Actually, that isn’t quite correct. He was pretending to pretend to read something on the pad, like he was doing a puzzle inside of a puzzle. I say this because the pad wasn’t even turned on, so whatever he was reading was flat and he was hiding it behind the pad. I decided to do my own puzzle within a puzzle, and observed him as I pretended to give my full attention to putting pieces together. He must’ve read whatever he was hiding a dozen times as he watched me, and when he was done, I heard it make a slight wrinkling sound as he slid it into his pocket. I’d never seen paper before, so I didn’t know what to make of it.
“Cephas?” he said, to break the long silence. “What do you want to do when you grow up?”
“Most people don’t do anything when they grow up. Most people sit at home and watch shows all day. Is there such a thing as a professional puzzle solver?”
“You could be a scientist, like your mom. Making discoveries is like solving puzzles.”
I wrinkled my nose at that idea. I didn’t like technology.
“Archeologists solve puzzles by piecing together the past,” I replied. “And chefs piece together new recipes and F.B.I. agents piece together crimes. Any job can involve puzzles, if you look at it the right way.”
“I suppose you’re right, but you don’t enjoy just any sort of puzzle do you?

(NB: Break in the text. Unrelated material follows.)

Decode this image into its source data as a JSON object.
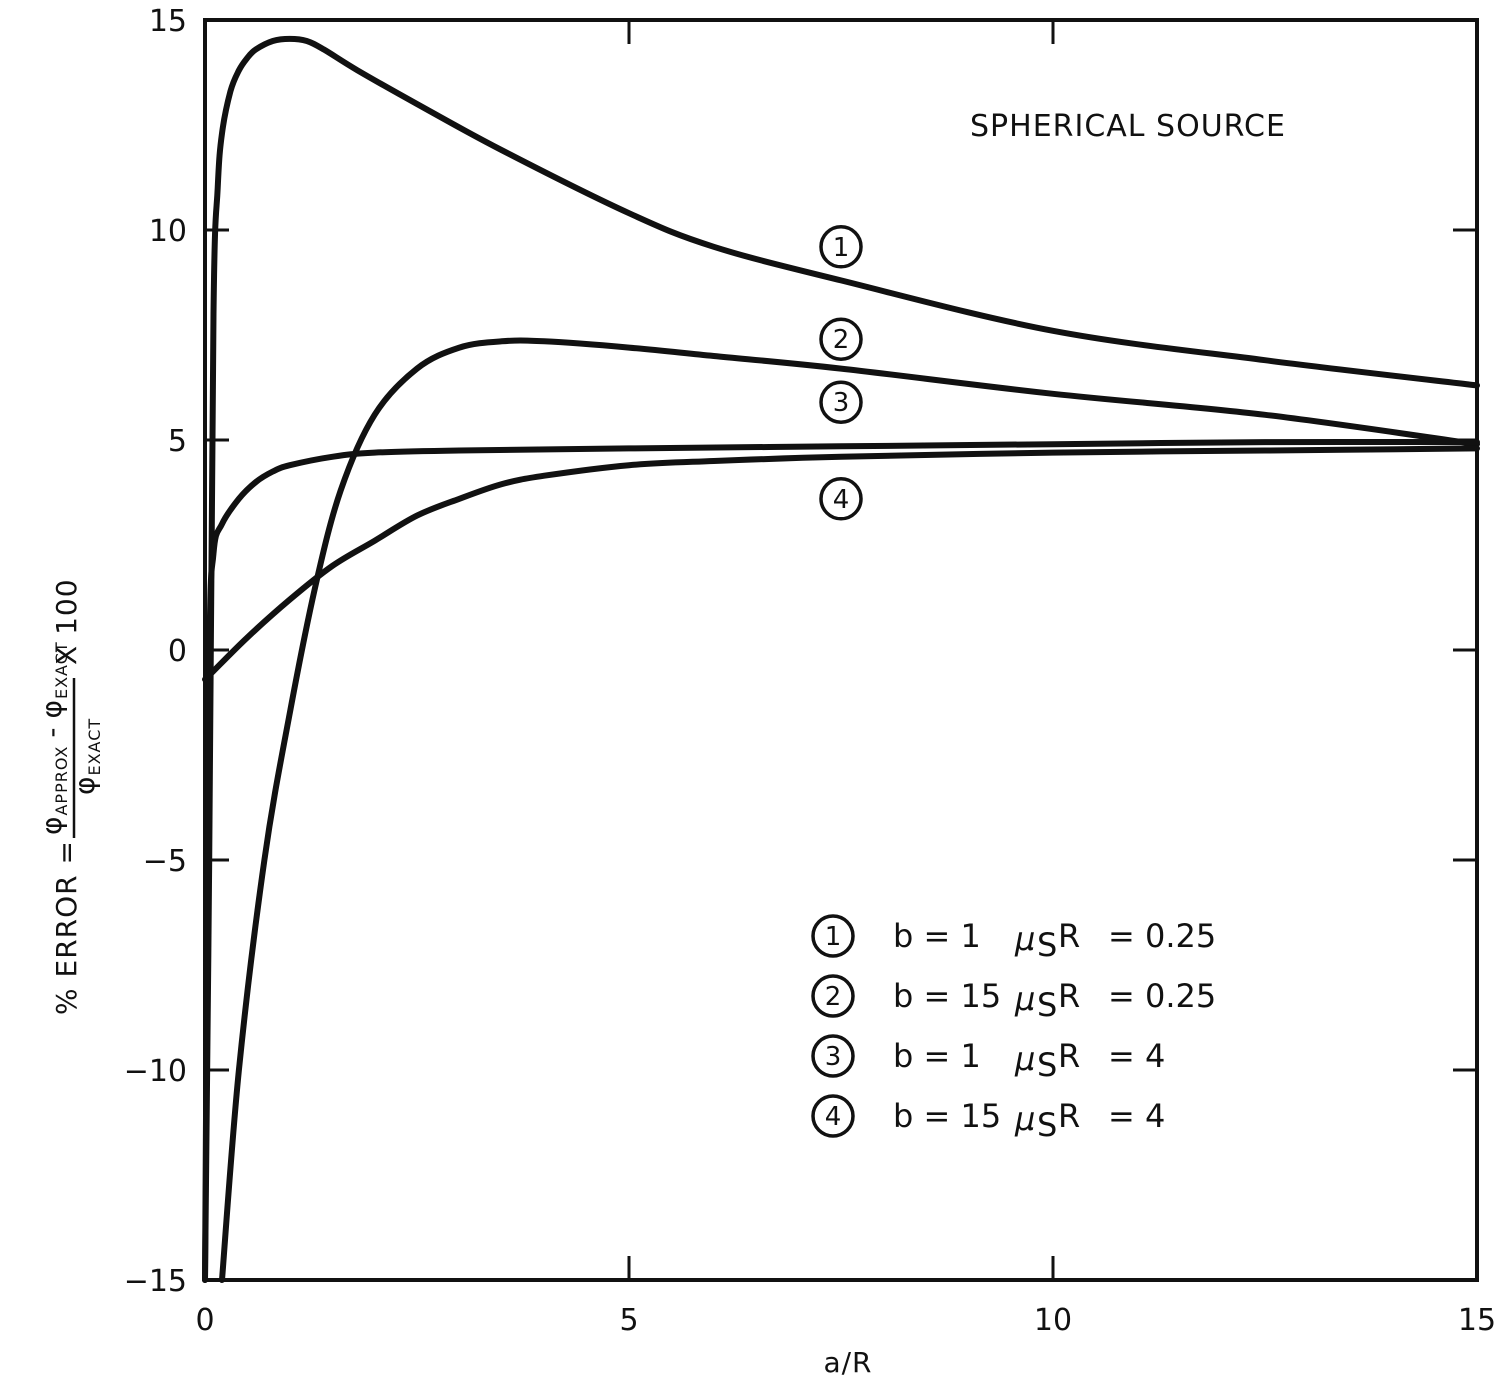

You only like puzzles that are hard for you. What would you do if you found a puzzle that didn’t seem to have a solution?”
“I’d create a new solution,” I replied without hesitation.
Dad was sufficiently surprised by my answer that he gasped under his breath.
“But-”
Dad’s voice trailed off. It was something he always did when he wanted to choose his words carefully.
“But wouldn’t creating a new solution make it a different puzzle?”
“Not if the whole point of the puzzle was to create a new solution in the first place.”
I said it without looking up, and heard him gasp again.
“Okay. What if your new solution included throwing away a couple of the original pieces?”
I never looked up, but somehow I knew that his eyes were closed as he asked me this.
“That’s okay. Maybe being thrown away was always their job in the puzzle. That’s a cool idea to make the puzzle harder. Maybe I’ll get a puzzle like that someday.”
“I’m sure you will, Cephas. Someday I’m sure you will.”